Sementara itu, di usianya yang menginjak delapan tahun, KPK belum memperlihatkan prestasi gemilang. KPK kini justru menghadapi parasit di tubuhnya sendiri. Pengadilan tipikor akhir-akhir memperlihatkan gejala buruk dengan banyaknya terdakwa korupsi yang dibebaskan. Padahal, tren ini hanya lazim di pengadilan umum, bukan di pengadilan tipikor. Maka, evaluasi dan pengawasan pada hakim-hakim pengadilan tipikor di daerah perlu menjadi perhatian bagi KPK.

Medan Tempur
Menjelang Pemilu 2014, KPK akan menjadi medan pertempuran bagi partai-partai politik besar. KPK menjadi arena untuk saling menjatuhkan kredibilitas bagi masing-masing partai. Terungkapnya satu kasus korupsi politikus akan berdampak hilangnya kepercayaan, baik pada politikus bersangkutan maupun partainya. Apalagi, jika kemudian terbukti ada aliran dana korupsi ke kas partai, tentu dampaknya ke konstituten akan makin besar. Dan, inilah musuh utama KPK.

Dalam konteks itulah, KPK harus dapat melepaskan diri dari segala intervensi dan kepentingan jahat politik dan kekuasaan. KPK harus selalu dapat menjaga independensinya dari segala macam godaan dan tekanan. Mesti disadari bahwa sebagai lembaga superbody, KPK bukannya tanpa kelemahan.
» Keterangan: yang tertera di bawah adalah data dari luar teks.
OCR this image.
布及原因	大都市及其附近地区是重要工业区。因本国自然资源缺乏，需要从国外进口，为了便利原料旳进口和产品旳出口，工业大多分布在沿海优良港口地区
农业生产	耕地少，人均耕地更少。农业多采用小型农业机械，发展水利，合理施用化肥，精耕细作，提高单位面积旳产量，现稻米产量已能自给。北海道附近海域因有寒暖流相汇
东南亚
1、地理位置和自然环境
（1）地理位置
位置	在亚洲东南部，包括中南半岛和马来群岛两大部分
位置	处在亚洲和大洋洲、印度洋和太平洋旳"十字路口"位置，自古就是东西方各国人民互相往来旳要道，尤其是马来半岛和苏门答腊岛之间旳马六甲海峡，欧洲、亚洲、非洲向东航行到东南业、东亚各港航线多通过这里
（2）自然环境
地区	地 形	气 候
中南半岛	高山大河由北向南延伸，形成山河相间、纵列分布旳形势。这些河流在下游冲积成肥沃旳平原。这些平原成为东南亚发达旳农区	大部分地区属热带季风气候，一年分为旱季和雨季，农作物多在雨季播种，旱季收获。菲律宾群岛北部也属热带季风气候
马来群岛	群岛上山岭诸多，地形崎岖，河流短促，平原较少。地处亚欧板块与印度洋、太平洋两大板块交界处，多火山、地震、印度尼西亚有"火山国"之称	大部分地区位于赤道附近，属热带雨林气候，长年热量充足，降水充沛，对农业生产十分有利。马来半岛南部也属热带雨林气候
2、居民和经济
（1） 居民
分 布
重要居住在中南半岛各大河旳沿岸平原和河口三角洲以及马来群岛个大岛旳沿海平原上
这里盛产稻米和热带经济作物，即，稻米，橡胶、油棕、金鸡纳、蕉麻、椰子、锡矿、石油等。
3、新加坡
Tantangan utama internal KPK adalah keterbatasan personel.

Secara kuantitatif, sejak berdiri hingga Oktober 2011, KPK baru menuntaskan 228 dari sekitar 50 ribu kasus yang dilaporkan masyarakat. Tentu masih jauh dari harapan. Selain itu, belum ada jaringan mafia megakorupsi yang melibatkan oknum petinggi penegak hukum yang berhasil dibongkar dan dipenjarakan.

Oleh karena itu, kita bisa mengukur keberhasilan KPK melalui tiga keberhasilan. Pertama, kemampuan mengungkap kasus-kasus korupsi-korupsi berskala besar. Kedua, menyingkap praktik mafia korupsi di lembaga-lembaga penegak hukum, seperti kepolisian, kejaksaan, dan pengadilan. Ketiga, membersihkan praktik-praktik korupsi para pejabat tinggi negara di departemen-departemen pemerintahan.
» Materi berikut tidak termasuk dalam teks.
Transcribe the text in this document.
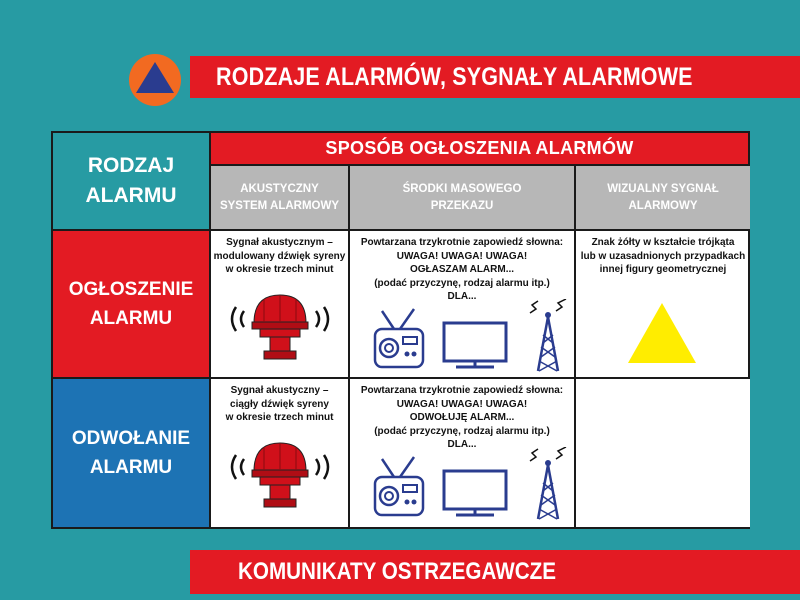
RODZAJE ALARMÓW, SYGNAŁY ALARMOWE
RODZAJ
ALARMU
SPOSÓB OGŁOSZENIA ALARMÓW
AKUSTYCZNY
SYSTEM ALARMOWY
ŚRODKI MASOWEGO
PRZEKAZU
WIZUALNY SYGNAŁ
ALARMOWY
OGŁOSZENIE
ALARMU
Sygnał akustycznym –
modulowany dźwięk syreny
w okresie trzech minut
Powtarzana trzykrotnie zapowiedź słowna:
UWAGA! UWAGA! UWAGA!
OGŁASZAM ALARM...
(podać przyczynę, rodzaj alarmu itp.)
DLA...
Znak żółty w kształcie trójkąta
lub w uzasadnionych przypadkach
innej figury geometrycznej
ODWOŁANIE
ALARMU
Sygnał akustyczny –
ciągły dźwięk syreny
w okresie trzech minut
Powtarzana trzykrotnie zapowiedź słowna:
UWAGA! UWAGA! UWAGA!
ODWOŁUJĘ ALARM...
(podać przyczynę, rodzaj alarmu itp.)
DLA...
KOMUNIKATY OSTRZEGAWCZE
Mengacu pada UU Nomor 30 Tahun 2002 tentang Komisi Pemberantasan Tindak Pidana Korupsi dan belajar pada ICAC di Hong Kong, KPK harus kembali ke khitahnya. Ini dimaksudkan agar pemberantasan korupsi di Indonesia dapat menangkap tuntas para koruptor kelas kakap serta melibas jaringan mafia hukum.

Kembali khitah maksudnya adalah melakukan akselerasi pada tiga hal. Pertama, melakukan pembersihan di instansi-instansi yang potensial menjadi sarang korupsi dan mafia hukum, yaitu kepolisian, kejaksaan, pengadilan (Pengadilan Negeri, Pengadilan Tinggi, dan Mahkamah Agung), dan advokat.

Kedua, dari sisi penindakan, KPK seharusnya hanya fokus pada penanganan kasus-kasus korupsi yang membuat negara mengalami kerugian yang sangat besar. Ketiga, dalam upaya pencegahan, sasaran utama KPK adalah birokrasi pemerintahan-tempat dibuatnya kebijakan-kebijakan penting negara. Birokrasi inilah yang menjadi pangkal bagi munculnya korupsi, kolusi, dan nepotisme.